There’s a lot to dislike about Amazon. It’s a trillion-dollar albatross that’s put countless small businesses under, and its anti-union practices are notorious. The company is facing criticism for donating over $40,000 to anti-vaccination groups in 2020. There is an explanation.
What Is AmazonSmile?
Launched in 2013, AmazonSmile is another way to shop through the website. About 0.5% of all eligible purchases will be donated to the charity of your choice. The program has donated $286 million to US charities, which should tell you the sheer amount of money Amazon pulls in.
Critics haven’t endorsed AmazonSmile since its launch. Nonprofit blogs pointed out how paltry 0.5% really is, and how easy the page is to miss. Unless someone rigorously visits “smile.amazon.com,” they’d have no idea this service even existed. Still, nearly $300 million in charitable donations should be a good thing… right?
An expose by the Washington Post found that AmazonSmile has funneled $40,000 to anti-vaccination groups. Incidentally, Jeff Bezos owns the very paper that analyzed these donations. Anyway, the company donated this money to various prominent anti-vaccination groups. While $40,000 is just a tiny fraction of $60 million in 2020 donations, it makes up a sizable chunk of income for these groups.

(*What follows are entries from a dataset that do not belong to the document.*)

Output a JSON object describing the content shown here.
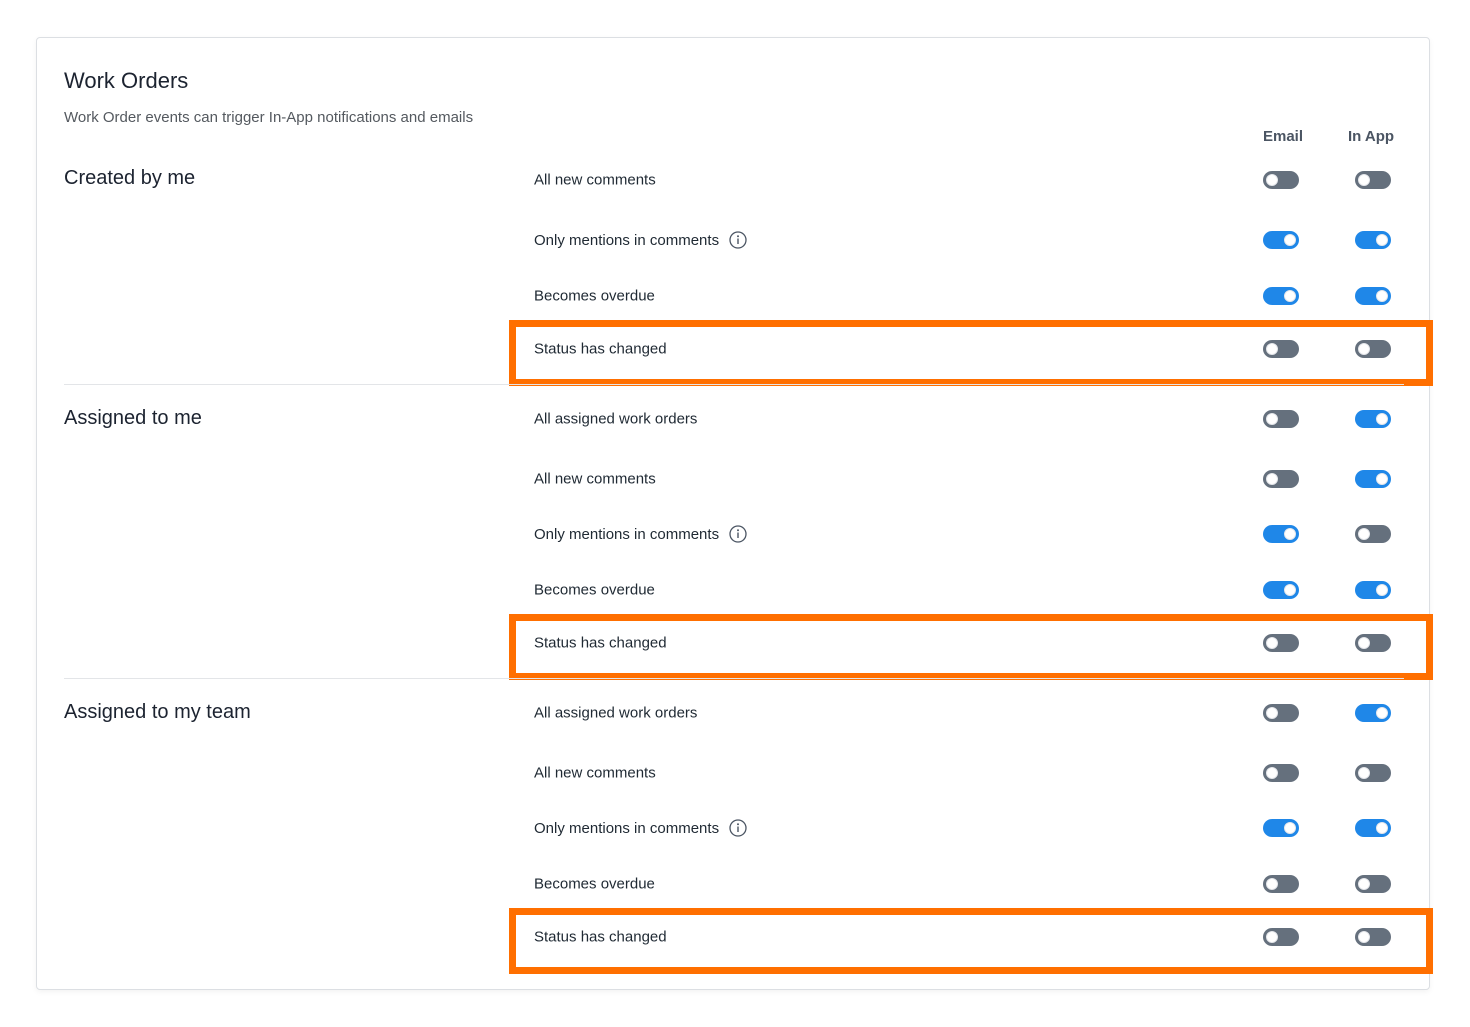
{
  "title": "Work Orders",
  "subtitle": "Work Order events can trigger In-App notifications and emails",
  "columns": {
    "email": "Email",
    "in_app": "In App"
  },
  "highlight_color": "#ff6f00",
  "toggle_on_color": "#1f87e8",
  "toggle_off_color": "#65707d",
  "sections": [
    {
      "title": "Created by me",
      "rows": [
        {
          "label": "All new comments",
          "info": false,
          "email": false,
          "in_app": false
        },
        {
          "label": "Only mentions in comments",
          "info": true,
          "email": true,
          "in_app": true
        },
        {
          "label": "Becomes overdue",
          "info": false,
          "email": true,
          "in_app": true
        },
        {
          "label": "Status has changed",
          "info": false,
          "email": false,
          "in_app": false,
          "highlighted": true
        }
      ]
    },
    {
      "title": "Assigned to me",
      "rows": [
        {
          "label": "All assigned work orders",
          "info": false,
          "email": false,
          "in_app": true
        },
        {
          "label": "All new comments",
          "info": false,
          "email": false,
          "in_app": true
        },
        {
          "label": "Only mentions in comments",
          "info": true,
          "email": true,
          "in_app": false
        },
        {
          "label": "Becomes overdue",
          "info": false,
          "email": true,
          "in_app": true
        },
        {
          "label": "Status has changed",
          "info": false,
          "email": false,
          "in_app": false,
          "highlighted": true
        }
      ]
    },
    {
      "title": "Assigned to my team",
      "rows": [
        {
          "label": "All assigned work orders",
          "info": false,
          "email": false,
          "in_app": true
        },
        {
          "label": "All new comments",
          "info": false,
          "email": false,
          "in_app": false
        },
        {
          "label": "Only mentions in comments",
          "info": true,
          "email": true,
          "in_app": true
        },
        {
          "label": "Becomes overdue",
          "info": false,
          "email": false,
          "in_app": false
        },
        {
          "label": "Status has changed",
          "info": false,
          "email": false,
          "in_app": false,
          "highlighted": true
        }
      ]
    }
  ]
}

For instance, the Guardian points out that the National Vaccine Information Center, a leading source of fear-mongering and misinformation surrounding vaccination, received about $42,000 over the last few years. In 2020, Amazon gave it $12,675, over a quarter of its revenue.
The Blame Doesn’t End There
Many are left wondering why these anti-vaccination companies are even eligible for donations on the site. This isn’t the first time something like this has happened, for AmazonSmile has historically helped fund anti-LGBTQ groups.

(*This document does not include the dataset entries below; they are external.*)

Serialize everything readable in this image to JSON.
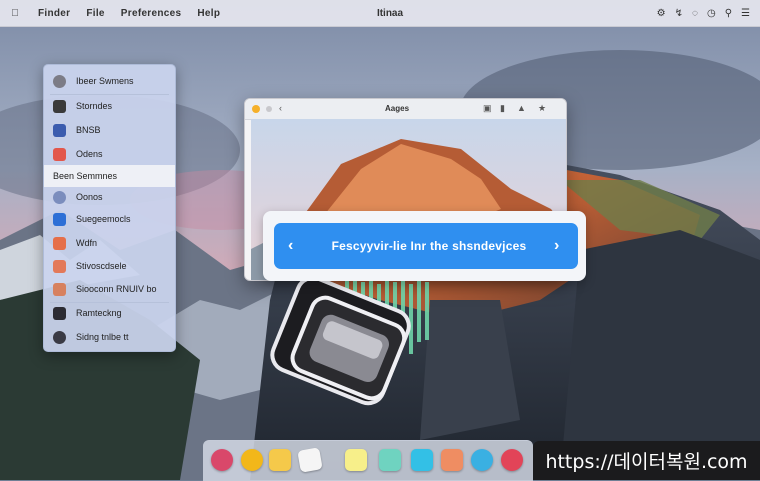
{
  "menubar": {
    "apple_icon": "apple-icon",
    "items": [
      "Finder",
      "File",
      "Preferences",
      "Help"
    ],
    "center_title": "Itinaa",
    "status_icons": [
      "control-icon",
      "bluetooth-icon",
      "wifi-icon",
      "clock-icon",
      "search-icon",
      "notification-icon"
    ]
  },
  "sidebar": {
    "items": [
      {
        "label": "Ibeer Swmens",
        "icon": "apple-icon",
        "color": "#7c7c86"
      },
      {
        "label": "Storndes",
        "icon": "display-icon",
        "color": "#3a3a3a"
      },
      {
        "label": "BNSB",
        "icon": "network-icon",
        "color": "#3b5cae"
      },
      {
        "label": "Odens",
        "icon": "bell-icon",
        "color": "#e2574c"
      },
      {
        "label": "Been Semmnes",
        "icon": "",
        "color": "",
        "selected": true
      },
      {
        "label": "Oonos",
        "icon": "globe-icon",
        "color": "#7b8dbd"
      },
      {
        "label": "Suegeemocls",
        "icon": "phone-icon",
        "color": "#2d6fd6"
      },
      {
        "label": "Wdfn",
        "icon": "folder-icon",
        "color": "#e56f4a"
      },
      {
        "label": "Stivoscdsele",
        "icon": "card-icon",
        "color": "#e3795a"
      },
      {
        "label": "Siooconn RNUIV bo",
        "icon": "envelope-icon",
        "color": "#d7815f"
      },
      {
        "label": "Ramteckng",
        "icon": "tablet-icon",
        "color": "#2b2b33"
      },
      {
        "label": "Sidng tnlbe tt",
        "icon": "gauge-icon",
        "color": "#3a3a44"
      }
    ]
  },
  "window": {
    "title": "Aages",
    "toolbar_icons": [
      "back-icon",
      "forward-icon",
      "share-icon",
      "trash-icon",
      "star-icon"
    ]
  },
  "banner": {
    "message": "Fescyyvir-lie Inr the shsndevjces",
    "prev_icon": "chevron-left-icon",
    "next_icon": "chevron-right-icon",
    "color": "#2f8ff0"
  },
  "dock": {
    "icons": [
      {
        "name": "launchpad-icon",
        "color": "#d9486a"
      },
      {
        "name": "safari-icon",
        "color": "#f2b71a"
      },
      {
        "name": "notes-icon",
        "color": "#f5c94a"
      },
      {
        "name": "paper-icon",
        "color": "#f5f5f5"
      },
      {
        "name": "sticky-icon",
        "color": "#f7ef8a"
      },
      {
        "name": "mail-icon",
        "color": "#6fd3c0"
      },
      {
        "name": "finder-icon",
        "color": "#33c0e6"
      },
      {
        "name": "photos-icon",
        "color": "#ef8d62"
      },
      {
        "name": "messages-icon",
        "color": "#3ab0e2"
      },
      {
        "name": "music-icon",
        "color": "#e24458"
      }
    ]
  },
  "watermark": "https://데이터복원.com"
}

For that matter, Amazon is the largest purveyor of anti-vaccination literature on the planet. This is a side effect of being such a monolithic bookseller, but its algorithm regularly promotes anti-science literature for searches of “vaccine” or “Covid.” This doesn’t even get into its ample supply of anti-vax shirts and shady supplements.
Researchers at the University of Washington proved Amazon’s algorithm ranks misinformation higher than useful information. It’s a lot like YouTube; one only needs to view an anti-vaccine book to be bombarded with similar products. It’s easy to see how this can drag people seeking truth into a hole.
Amazon isn’t responsible for its users selecting these charities, but it is making that possible. Time will tell if Amazon feels the need to change anything.